Here’s something I learned from my recent meeting with a church consultant—nothing that he taught me, but some things that I perceived in the way he handled the meeting with me.
One of the most important things a person in leadership can learn is how to offer constructive criticism to an employee or coworker or even a boss, but this is even more important a skill for spiritual leaders. Spiritual issues are touchy and personal, and they touch on the very core of a person’s character. Therefore, offering someone criticism about spiritual matters is a very difficult thing to do. This consultant did an excellent job with me, and so I’m sharing the process here for you as well as for my own future reference.
How to Offer Constructive Criticism
- Describe the general source of the critique. I did interviews with 40 people and at least 15 people mentioned a specific complaint.
- Describe the specific complaint without generalizations. They said you wouldn’t do visitation.
- Ask for feedback from the listener. Where do you think that idea came from?

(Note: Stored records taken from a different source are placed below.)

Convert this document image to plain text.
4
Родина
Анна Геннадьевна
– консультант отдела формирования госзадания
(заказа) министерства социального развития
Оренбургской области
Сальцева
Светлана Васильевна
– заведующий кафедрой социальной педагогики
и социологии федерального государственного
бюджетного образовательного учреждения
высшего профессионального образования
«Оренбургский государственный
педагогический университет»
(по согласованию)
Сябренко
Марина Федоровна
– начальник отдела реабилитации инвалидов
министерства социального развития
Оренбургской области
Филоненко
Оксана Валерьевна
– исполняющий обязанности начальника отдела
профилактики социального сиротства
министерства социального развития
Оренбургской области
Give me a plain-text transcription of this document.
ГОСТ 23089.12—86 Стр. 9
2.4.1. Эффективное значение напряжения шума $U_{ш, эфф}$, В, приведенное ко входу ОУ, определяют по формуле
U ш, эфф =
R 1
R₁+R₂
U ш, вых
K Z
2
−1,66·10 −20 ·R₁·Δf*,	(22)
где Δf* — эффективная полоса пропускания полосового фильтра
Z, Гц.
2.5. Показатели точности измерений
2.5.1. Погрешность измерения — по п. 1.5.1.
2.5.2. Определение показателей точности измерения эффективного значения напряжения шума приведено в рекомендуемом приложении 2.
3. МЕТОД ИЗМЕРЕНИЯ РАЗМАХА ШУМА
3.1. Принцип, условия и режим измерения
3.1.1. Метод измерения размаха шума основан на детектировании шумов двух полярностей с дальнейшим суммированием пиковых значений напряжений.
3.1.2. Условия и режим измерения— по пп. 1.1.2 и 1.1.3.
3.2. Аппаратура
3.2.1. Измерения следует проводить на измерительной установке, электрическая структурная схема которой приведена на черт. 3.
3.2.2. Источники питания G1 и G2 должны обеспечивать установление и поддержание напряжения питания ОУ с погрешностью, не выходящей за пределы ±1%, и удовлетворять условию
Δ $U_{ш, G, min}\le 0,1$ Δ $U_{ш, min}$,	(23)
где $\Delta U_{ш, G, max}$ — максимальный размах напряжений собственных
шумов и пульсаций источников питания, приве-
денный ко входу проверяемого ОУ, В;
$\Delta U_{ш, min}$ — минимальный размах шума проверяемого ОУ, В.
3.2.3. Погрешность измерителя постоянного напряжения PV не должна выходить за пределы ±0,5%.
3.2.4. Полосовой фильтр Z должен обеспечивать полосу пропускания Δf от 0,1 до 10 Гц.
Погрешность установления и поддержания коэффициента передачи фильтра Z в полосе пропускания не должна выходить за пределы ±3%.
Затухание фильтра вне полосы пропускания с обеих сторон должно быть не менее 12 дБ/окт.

- Give a specific context, a specific example, and name a specific person whom the listener trusts. [name] said that when [event] you [action].
- Interact with the listener again on that point.
- Describe a specific new behavior to employ from the perspective of that person. People need the physical contact and your actual presence to know you care.
- If necessary, give one example of how the new behavior makes a difference. When [person] faced [a similar situation] [action] and the end result was [result].